Non esiste un tempo dell’essere ma il tempo del venire ad essere a
partire dall’uomo e dalla donna, tempo umano che è contingente della
irreversibilità e della finitudine. La “cura” intesa da Semerari non
simboleggia solo i bisogni primari tra cui l’accudimento o
l’accompagnamento, bensì una Cura che connota la vulnerabilità della
condizione umana e il richiamo ad un sostegno, ma anche, definire se
stessi nella capacità di “prender-si cura”. La relazionalità all’interno
della cura, fonda anche il rispetto dell’autonomia e del diritto di
ciascuno, incluso il diritto alla cura. La cura non è solo terapia, ma è
anche una delle tante modalità di rapportarsi all’alterità: Heidegger non
intendeva il solo prendersi cura delle cose del mondo, ma aver cura degli
altri, in maniera autentica, nel loro percorso libero di esseri-nelmondo; questa forma di partecipazione è emozione e sentimento, oltre alla
“gettatezza” nello stare assieme tra “atti particolari o di tendenze,
come il volere, il desiderare, l’impulso o l’inclinazione” . In questo
Semerari in Insecuritas ripensa al termine filosofia, non genericamente
come amore ma, più dettagliamente, come desiderio e ricerca, un
comportamento agente che richiede l’essere in tensione, rivolgendosi alla
sicurezza piuttosto che alla verità. Esistono “frammenti” temporali, qui
ed ora, che nell’atto di com-prendersi all’in-finito, riconoscono anche
il senso della filosofia. Se oggi ci sentiamo sempre meno assoggettati a
una morale basata su principi indiscutibili e universalmente validi,
forse è proprio questo che rende urgente l’esigenza di una nuova etica
della cura di sé . Per Zygmunt Bauman, la postmodernità rappresenta una
insecuritas legata ad una indifferenza reciproca degli uomini e delle
donne, infatti scrive che “abbiamo perso l’umanità, il fascino e il
calore che i nostri antenati esibivano con naturalezza ”, inoltre minacce
e pericoli sembrano colpire “le vittime separatamente”, come se dovessero
essere subiti in solitudine”. D’altronde, le sofferenze individuali non
sono più sincronizzate, le catastrofi “scelgono” a quale porta bussare,
siamo isolati e i nostri tormenti, afferma Bauman, lacerano “il tessuto
delicato delle solidarietà umane”. I sogni rassicuranti di Semerari non
coincidono più con questo “futuro-minaccia” che è l’epoca del “non
ancora”. Per quante difficoltà ed ostacoli presenti il superamento della
situazione dell’indifferenza, occorre anche evitare che tali difficoltà e
ostacoli possano essere fatti giocare come alibi per non agire. Infatti
nelle parole di Bauman, per quanto sia vero che “la prospettiva di agire
moralmente in un tipo di mondo che promuove e incoraggia attivamente
l’egoismo e non è particolarmente propenso alla condotta morale, alla
[3]
[4]
[5]
[6]
cura degli altri, sia vicini che lontani, e resta quindi sordo allo
spirito di fratellanza che si basa sull’accettazione della reciproca
responsabilità”
simile a Semerari, l’agire morale individuale rimane
limitata e non realizzerebbe alcun cambiamento essenziale dell’esistente.

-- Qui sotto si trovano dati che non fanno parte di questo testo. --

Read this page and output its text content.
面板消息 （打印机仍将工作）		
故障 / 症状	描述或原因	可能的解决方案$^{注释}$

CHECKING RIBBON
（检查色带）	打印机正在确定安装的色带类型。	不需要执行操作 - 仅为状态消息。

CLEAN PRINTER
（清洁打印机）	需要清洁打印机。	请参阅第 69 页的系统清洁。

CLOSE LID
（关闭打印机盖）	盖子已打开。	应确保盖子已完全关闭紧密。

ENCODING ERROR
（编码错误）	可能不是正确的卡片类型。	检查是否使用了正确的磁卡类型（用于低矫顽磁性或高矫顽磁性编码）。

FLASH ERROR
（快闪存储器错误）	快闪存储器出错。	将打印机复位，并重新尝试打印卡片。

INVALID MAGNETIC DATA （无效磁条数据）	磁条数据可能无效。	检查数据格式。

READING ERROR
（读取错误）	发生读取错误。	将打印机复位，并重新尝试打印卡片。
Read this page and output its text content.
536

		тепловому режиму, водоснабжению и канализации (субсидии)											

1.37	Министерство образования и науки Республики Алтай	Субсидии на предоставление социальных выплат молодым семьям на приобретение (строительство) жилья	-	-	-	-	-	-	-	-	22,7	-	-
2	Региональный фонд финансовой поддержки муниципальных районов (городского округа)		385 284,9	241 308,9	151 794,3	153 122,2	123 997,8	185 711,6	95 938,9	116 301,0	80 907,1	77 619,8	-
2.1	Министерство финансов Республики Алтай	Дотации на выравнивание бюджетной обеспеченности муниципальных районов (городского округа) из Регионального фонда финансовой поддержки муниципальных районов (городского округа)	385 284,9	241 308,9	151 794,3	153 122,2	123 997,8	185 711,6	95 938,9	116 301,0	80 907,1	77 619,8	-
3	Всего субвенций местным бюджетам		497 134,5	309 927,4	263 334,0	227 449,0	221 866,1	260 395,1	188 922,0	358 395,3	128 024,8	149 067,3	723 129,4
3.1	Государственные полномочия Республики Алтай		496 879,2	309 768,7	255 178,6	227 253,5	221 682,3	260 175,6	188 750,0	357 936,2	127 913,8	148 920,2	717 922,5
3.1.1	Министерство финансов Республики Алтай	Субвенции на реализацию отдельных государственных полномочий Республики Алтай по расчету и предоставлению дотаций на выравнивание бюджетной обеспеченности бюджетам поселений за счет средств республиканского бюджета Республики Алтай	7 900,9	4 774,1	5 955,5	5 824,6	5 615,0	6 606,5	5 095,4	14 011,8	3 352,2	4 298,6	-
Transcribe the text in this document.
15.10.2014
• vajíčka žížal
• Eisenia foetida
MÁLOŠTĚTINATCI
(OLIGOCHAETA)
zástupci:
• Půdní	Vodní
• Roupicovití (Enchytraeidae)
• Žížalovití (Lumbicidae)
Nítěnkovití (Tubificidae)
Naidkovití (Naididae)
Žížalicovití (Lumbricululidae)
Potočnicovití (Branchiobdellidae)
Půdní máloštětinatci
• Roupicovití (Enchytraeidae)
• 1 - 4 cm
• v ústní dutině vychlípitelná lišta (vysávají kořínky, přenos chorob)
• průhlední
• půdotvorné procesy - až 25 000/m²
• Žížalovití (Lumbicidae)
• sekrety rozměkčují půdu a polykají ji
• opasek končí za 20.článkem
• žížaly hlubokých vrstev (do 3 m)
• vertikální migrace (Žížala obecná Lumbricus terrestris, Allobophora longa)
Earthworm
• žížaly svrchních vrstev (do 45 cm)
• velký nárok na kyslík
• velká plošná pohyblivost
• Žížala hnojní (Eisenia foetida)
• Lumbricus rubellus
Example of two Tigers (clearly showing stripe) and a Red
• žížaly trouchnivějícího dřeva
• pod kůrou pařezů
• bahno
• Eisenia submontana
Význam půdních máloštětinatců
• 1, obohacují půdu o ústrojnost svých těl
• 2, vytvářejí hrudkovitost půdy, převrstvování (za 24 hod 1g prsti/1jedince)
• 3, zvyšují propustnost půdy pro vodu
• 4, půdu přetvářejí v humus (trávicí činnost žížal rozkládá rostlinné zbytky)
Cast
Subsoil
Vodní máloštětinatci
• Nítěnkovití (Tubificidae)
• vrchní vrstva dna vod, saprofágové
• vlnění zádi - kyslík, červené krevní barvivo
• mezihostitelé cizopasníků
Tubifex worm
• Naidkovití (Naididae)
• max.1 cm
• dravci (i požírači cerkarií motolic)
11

Bisognerà allora usufruire della riflessione, costruire forme di
collettività e delineare spazi politici di relazione, confronto e condivisione. Per concludere con Platone, se la filosofia come eros rifugge
“dalla solitudine che è morte”, allora “l’io ritrova la possibilità del
colloquio con il tu e il loro dialogare si potenzia” nel senso vivo e
“immediato del noi. La riscoperta della filosofia è riscoperta della
vita” .
[7]
Note.
[1]
Heidegger, Sein und Zeit, tr.it. di P.Chiodi, Essere e Tempo, UTET, Torino
1969, p. 32. Cfr. Semerari, Insecuritas. Tecniche e paradigmi della salvezza,
Spirali, 1982, cit., p.166.
[2]
Heidegger, Sein und Zeit, cit., p. 167.
[3]
Semerari, Strategie del rassicuramento umano, Fasano 1992, cit. p.29
[4]
Heidegger, Essere e tempo,cit. tr. It, p.476
[5]
Su questo tema, Foucault, La cura di sé, in particolare il capitolo
L’ermeneutica del soggetto, a cura di F.Gros, Feltrinelli, Milano 2003, cit.
pp. 238-253
[6]
Bauman, La solitudine del cittadino globale, Feltrinelli, Milano 2004, pp.
60-61
[7]
Simposio, Platone cit. da Semerari in Insecuritas, p.35.